24 Stunden psychosoziale Unterstützung

Für die Opfer der Katastrophe war auch Otto Ernst Krasney zuständig. Wenige Tage nach dem Unfall, der 101 Menschen das Leben kostete, wurde er zum Bahn-Ombudsmann ernannt, der erste in Deutschland nach einem solchen Unglück. Der pensionierte Richter kümmerte sich als unparteiischer Schiedsmann um Schadenersatzzahlungen, die Erstattung der Kosten für medizinische Behandlungen und Psychotherapien für die Betroffenen.

Einmal habe sich eine taubstumme Frau bei ihm gemeldet, erzählt Krasney. Sie hatte in dem ICE gegenüber einer jungen Frau und deren kleinem Kind gesessen. Die Mutter starb bei der Katastrophe, das Kind wurde eingeklemmt und versuchte, mit der taubstummen Frau zu sprechen. Diese aber verstand es nicht. Nun quälte sie der Gedanke daran, auf das Kind nicht eingegangen zu sein. Der Ombudsmann veranlasste Monate nach dem Unglück ein Treffen zwischen der Frau und dem Kind, «nicht des Kindes, sondern der Frau wegen», sagt er.

Streit über Schmerzensgeld

Die Bahn richtete damals einen Soforthilfe-Fonds von zunächst fünf Millionen Mark ein. Bisher wurden mehr als 32 Millionen Euro an Schmerzensgeld und Schadenersatzleistungen gezahlt, in den nächsten Jahren werden weitere Millionen an Renten oder Unterhaltsansprüchen hinzukommen. Die einzige Streitfrage, die es gegeben habe, sei die Höhe des Schmerzensgeldes gewesen, so Krasney. Die Bahn zahlte den Hinterbliebenen pro Todesopfer 30.000 Mark; einige Angehörige versuchten vergeblich, vor Gericht ein höheres Schmerzensgeld zu erstreiten.

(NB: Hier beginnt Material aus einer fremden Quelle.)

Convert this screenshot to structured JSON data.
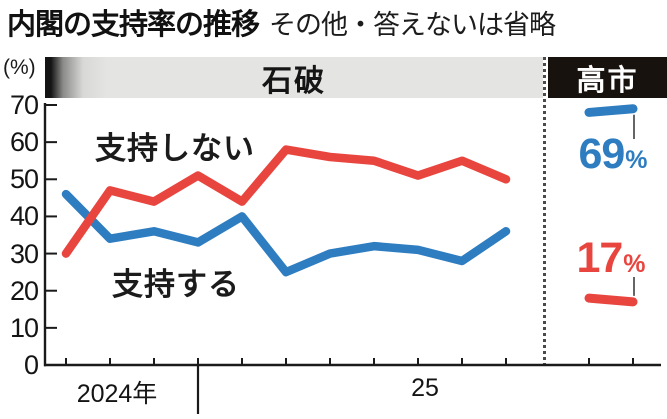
{
  "title": "内閣の支持率の推移",
  "subtitle": "その他・答えないは省略",
  "periods": {
    "ishiba": "石破",
    "takaichi": "高市"
  },
  "y_axis": {
    "unit_label": "(%)",
    "ticks": [
      70,
      60,
      50,
      40,
      30,
      20,
      10,
      0
    ]
  },
  "x_axis": {
    "labels": [
      "2024年",
      "25"
    ]
  },
  "series_labels": {
    "disapprove": "支持しない",
    "approve": "支持する"
  },
  "annotations": {
    "takaichi_approve_value": "69",
    "takaichi_disapprove_value": "17",
    "percent_sign": "%"
  },
  "colors": {
    "approve": "#2e7dc0",
    "disapprove": "#e9453f",
    "axis": "#1a1a1a",
    "leader": "#4a4a4a"
  },
  "chart_data": {
    "type": "line",
    "title": "内閣の支持率の推移",
    "note": "その他・答えないは省略",
    "ylabel": "(%)",
    "ylim": [
      0,
      70
    ],
    "yticks": [
      0,
      10,
      20,
      30,
      40,
      50,
      60,
      70
    ],
    "grid": false,
    "sections": [
      {
        "label": "石破",
        "x_labels": [
          "2024年",
          "25"
        ],
        "year_divider_index": 3,
        "series": [
          {
            "name": "支持する",
            "key": "approve",
            "values": [
              46,
              34,
              36,
              33,
              40,
              25,
              30,
              32,
              31,
              28,
              36
            ]
          },
          {
            "name": "支持しない",
            "key": "disapprove",
            "values": [
              30,
              47,
              44,
              51,
              44,
              58,
              56,
              55,
              51,
              55,
              50
            ]
          }
        ]
      },
      {
        "label": "高市",
        "series": [
          {
            "name": "支持する",
            "key": "approve",
            "values": [
              68,
              69
            ],
            "end_label": "69%"
          },
          {
            "name": "支持しない",
            "key": "disapprove",
            "values": [
              18,
              17
            ],
            "end_label": "17%"
          }
        ]
      }
    ]
  }
}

«Es ist ein Vakuum entstanden»

Zehn Jahre nach dem Unglück hat er noch immer Kontakt zu einigen Opfern und Hinterbliebenen. Man schreibe sich Briefe zu Weihnachten oder zu Neujahr, telefoniere in unregelmäßigen Abständen, sagt er. Zur Gedenkfeier in Eschede schickte Krasney Einladungsschreiben an über 200 Betroffene. 167 Personen haben ihr Kommen zugesagt, darunter auch Heinrich Löwen aus Niederbayern.

Der 63-Jährige, der bei der Katastrophe Frau und Tochter verlor, ist Gründer der Selbsthilfe Eschede, einer Interessengemeinschaft von Überlebenden und Hinterbliebenen. Er wird an diesem Dienstag vor der steinernen Gedenkwand mit den Namen der Todesopfer stehen und zu Dutzenden Menschen sprechen, deren Herz sich in diesem Moment genauso zusammenkrampft wie seines. «Zwei der engsten Vertrauten, zwei der Menschen, die mir am nächsten standen, sind weg. Es ist ein Vakuum entstanden», sagt Löwen.

Bis heute nicht verziehen

Die Selbsthilfegruppe gibt es immer noch, auch wenn vor fünf Jahren der Prozess gegen drei Beschuldigte wegen fahrlässiger Tötung eingestellt wurde. Löwen kann der Bahn bis heute nicht verzeihen: «Es ist das Gefühl, ungerecht behandelt worden zu sein. Es ist etwas im Ungleichgewicht.» Das Unternehmen habe ihn oder die anderen Betroffenen nie um Entschuldigung gebeten, nie habe ein Vertreter des Konzerns Fehler oder Schuld eingestanden, kritisiert er. Außerdem verbittert es ihn, dass das Jahresgehalt von Bahnchef Hartmut Mehdorn drei Millionen Euro beträgt und damit etwa doppelt so hoch ist wie das Schmerzensgeld, das für die 101 Todesopfer insgesamt gezahlt wurde. «Es geht mir nicht ums Geld, ich will damit ja nicht reich werden», erklärt er. «Es wäre nur ein Akt der Würdigung und Genugtuung gewesen. Aber wenn man sich diese Relation betrachtet, haben die das aus der Portokasse bezahlt.» (nz/AP)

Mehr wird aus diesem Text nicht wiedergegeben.